7. Aux termes de l'article L. 435-1 du code de l'entrée et du séjour des étrangers et du droit d'asile : " L'étranger dont l'admission au séjour répond à des considérations humanitaires ou se justifie au regard des motifs exceptionnels qu'il fait valoir peut se voir délivrer une carte de séjour temporaire portant la mention " salarié ", " travailleur temporaire " ou " vie privée et familiale ", sans que soit opposable la condition prévue à l'article L. 412-1 () ". En présence d'une demande de régularisation présentée sur le fondement de ces dispositions, l'autorité administrative doit d'abord vérifier si des considérations humanitaires ou des motifs exceptionnels justifient la délivrance d'une carte de séjour portant la mention " vie privée et familiale ", ensuite, en cas de motifs exceptionnels, si la délivrance d'une carte de séjour temporaire portant la mention " salarié " ou " travailleur temporaire " est envisageable. Il appartient à l'autorité administrative, sous le contrôle du juge, d'examiner, notamment, si la qualification, l'expérience et les diplômes de l'étranger ainsi que les caractéristiques de l'emploi auquel il postule, de même que tout élément de sa situation personnelle dont l'étranger ferait état à l'appui de sa demande, tel que par exemple, l'ancienneté de son séjour en France, peuvent constituer, en l'espèce, des motifs exceptionnels d'admission au séjour.
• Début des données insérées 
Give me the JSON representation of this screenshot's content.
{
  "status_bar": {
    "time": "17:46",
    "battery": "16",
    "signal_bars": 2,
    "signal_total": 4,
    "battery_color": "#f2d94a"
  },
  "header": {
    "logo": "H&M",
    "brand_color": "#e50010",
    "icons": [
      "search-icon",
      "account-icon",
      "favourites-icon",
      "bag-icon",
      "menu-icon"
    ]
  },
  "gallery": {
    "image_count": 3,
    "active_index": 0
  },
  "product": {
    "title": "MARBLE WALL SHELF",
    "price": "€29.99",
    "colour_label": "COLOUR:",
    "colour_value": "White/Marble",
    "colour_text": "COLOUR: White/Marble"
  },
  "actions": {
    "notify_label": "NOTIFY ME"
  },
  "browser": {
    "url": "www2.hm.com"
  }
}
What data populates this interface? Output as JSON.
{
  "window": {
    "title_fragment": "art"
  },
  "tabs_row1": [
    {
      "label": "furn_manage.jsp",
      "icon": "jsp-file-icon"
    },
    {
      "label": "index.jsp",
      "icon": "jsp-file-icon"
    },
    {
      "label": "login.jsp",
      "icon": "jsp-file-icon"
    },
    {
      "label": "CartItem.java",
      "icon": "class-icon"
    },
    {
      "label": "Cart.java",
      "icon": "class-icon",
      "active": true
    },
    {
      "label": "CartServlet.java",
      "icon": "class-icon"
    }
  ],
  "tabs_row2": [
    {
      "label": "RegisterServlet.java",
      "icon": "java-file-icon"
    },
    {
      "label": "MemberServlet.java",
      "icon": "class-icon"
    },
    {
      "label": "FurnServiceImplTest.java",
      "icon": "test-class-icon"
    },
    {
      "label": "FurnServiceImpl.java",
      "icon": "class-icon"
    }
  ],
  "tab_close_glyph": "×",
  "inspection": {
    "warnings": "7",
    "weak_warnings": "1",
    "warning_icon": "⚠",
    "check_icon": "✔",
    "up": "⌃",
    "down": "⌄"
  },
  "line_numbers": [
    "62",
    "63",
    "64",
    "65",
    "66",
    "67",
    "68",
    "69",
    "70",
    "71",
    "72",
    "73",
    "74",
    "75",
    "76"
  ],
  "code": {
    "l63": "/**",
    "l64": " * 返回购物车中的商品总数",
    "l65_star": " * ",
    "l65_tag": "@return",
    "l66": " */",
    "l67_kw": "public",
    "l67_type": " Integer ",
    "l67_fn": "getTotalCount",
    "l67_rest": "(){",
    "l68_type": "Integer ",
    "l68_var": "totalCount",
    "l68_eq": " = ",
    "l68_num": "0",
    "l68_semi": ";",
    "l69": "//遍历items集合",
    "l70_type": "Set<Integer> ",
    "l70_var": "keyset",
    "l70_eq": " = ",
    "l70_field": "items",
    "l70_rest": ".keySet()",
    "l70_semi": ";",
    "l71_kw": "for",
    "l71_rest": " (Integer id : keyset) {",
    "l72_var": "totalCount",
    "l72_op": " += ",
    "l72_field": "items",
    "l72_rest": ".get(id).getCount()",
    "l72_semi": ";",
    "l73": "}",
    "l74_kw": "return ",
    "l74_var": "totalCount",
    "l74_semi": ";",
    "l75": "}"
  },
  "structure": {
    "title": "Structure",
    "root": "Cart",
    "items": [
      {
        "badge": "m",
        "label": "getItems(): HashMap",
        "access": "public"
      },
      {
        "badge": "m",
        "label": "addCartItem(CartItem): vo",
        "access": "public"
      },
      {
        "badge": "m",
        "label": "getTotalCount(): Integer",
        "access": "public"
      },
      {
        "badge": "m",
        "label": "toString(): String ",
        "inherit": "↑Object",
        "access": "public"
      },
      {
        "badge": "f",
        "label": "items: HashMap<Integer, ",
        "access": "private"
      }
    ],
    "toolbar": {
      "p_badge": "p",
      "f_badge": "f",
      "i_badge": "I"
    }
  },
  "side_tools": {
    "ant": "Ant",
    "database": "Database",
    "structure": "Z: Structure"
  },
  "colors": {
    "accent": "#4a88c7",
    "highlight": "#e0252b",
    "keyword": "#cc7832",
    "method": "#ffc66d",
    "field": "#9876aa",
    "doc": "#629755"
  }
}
8. Le requérant fait valoir qu'il est présent sur le territoire français depuis 2010, qu'il est accompagné de ses quatre enfants et de sa compagne actuelle avec qui il a eu un cinquième enfant en 2014. En se bornant à produire les actes de naissance de ses enfants et des justificatifs anciens de scolarité, M. A n'établit pas la réalité de ses liens privés et familiaux en France. De plus, s'il soutient qu'il a régulièrement travaillé et se prévaut d'un contrat de travail à durée indéterminée en date du 13 janvier 2020 ainsi que de bulletins de salaires de l'année 2020, il ne justifie pas d'une insertion sociale ou professionnelle significative. Il ne justifie pas davantage de l'absence de toute attache dans son pays d'origine où il a vécu l'essentiel de sa vie. Par ailleurs, le requérant est entré irrégulièrement sur le territoire français le 30 avril 2010 et il s'est abstenu d'exécuter les deux décisions l'obligeant à quitter le territoire français qui ont été prises à son encontre en 2012 et en 2018 après le rejet définitif de sa demande d'asile par la Cour nationale du droit d'asile. En outre, il est également défavorablement connu des services de police pour différentes mentions figurant au fichier du traitement des antécédents judiciaires. Ainsi, les éléments dont se prévaut M. A ne sont pas de nature à caractériser l'existence de motifs exceptionnels ou de considérations humanitaires de nature à établir que le préfet aurait commis une erreur manifeste dans l'appréciation de sa situation au regard des dispositions de l'article L. 435-1 du code de l'entrée et du séjour des étrangers et du droit d'asile. Pour les mêmes motifs, les moyens tirés de l'erreur manifeste d'appréciation et de la méconnaissance des stipulations de l'article 8 de la convention européenne de sauvegarde des droits de l'homme et des libertés fondamentales doivent être écartés.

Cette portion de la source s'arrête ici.